第12話
突然のことで頭の整理がつかない。胸の鼓動は通常よりも早く打ち付け身体を震わせる。緊張からなのか、喉が渇き水分を欲している。
桜井純一は本日の第一ゴールキーパーである川田さんの体調不良により、予想もしない展開で公式戦のピッチに初めて立っている。試合開始して5分が経過したが、緊張により脚が地についておらず、冷静になれていない。
味方のサイドハーフがボールを失うと、筑前の動きが急にテンポアップしてこちらへ向かってくる。

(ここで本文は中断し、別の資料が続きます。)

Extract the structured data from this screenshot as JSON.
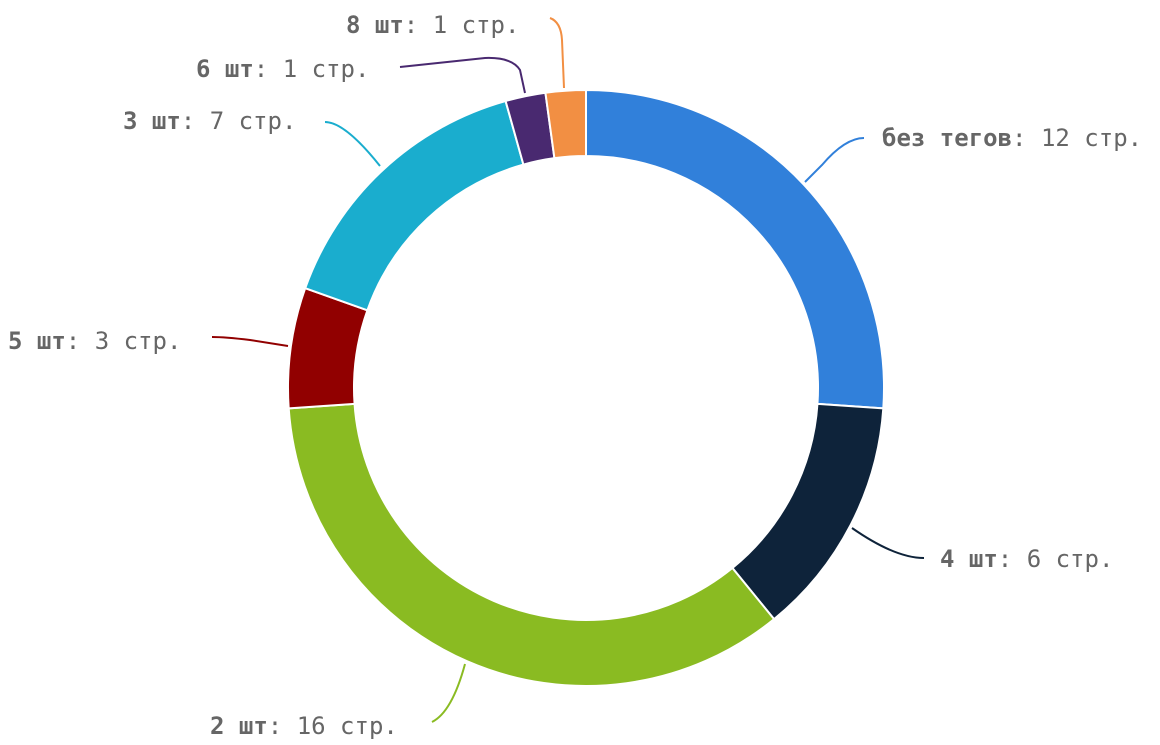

サイドに散らされたボールを受けた筑前のウイングの選手からFWの若林さんにボールが渡る。
若林さんに伊達がついていたが、細かいステップのあとのシュートフェイントによりかわされてしまい、ゴールキーパー桜井との一対一になってしまった。
桜井はとっさに3日前にまとめた若林さんの特徴の情報を思い出そうとするが、こんな状況では全く思い出せない。
できるだけ先に身体を動かさないようにこらえていると、若林さんの方が先にシュート体勢に入ったので無我夢中でそこに食らいついた。
肉体と肉体がぶつかり合う衝撃と音の後に、主審の笛がピッチ内に響き渡る。桜井は身体全体を亀のようにした状態でボールを抱えていた。どうやら、若林さんと交錯するなかで足元からボールを奪い取れたようだ。なんとかボールを奪えたが、身体全体に痛みが走りピッチに倒れ込んだ。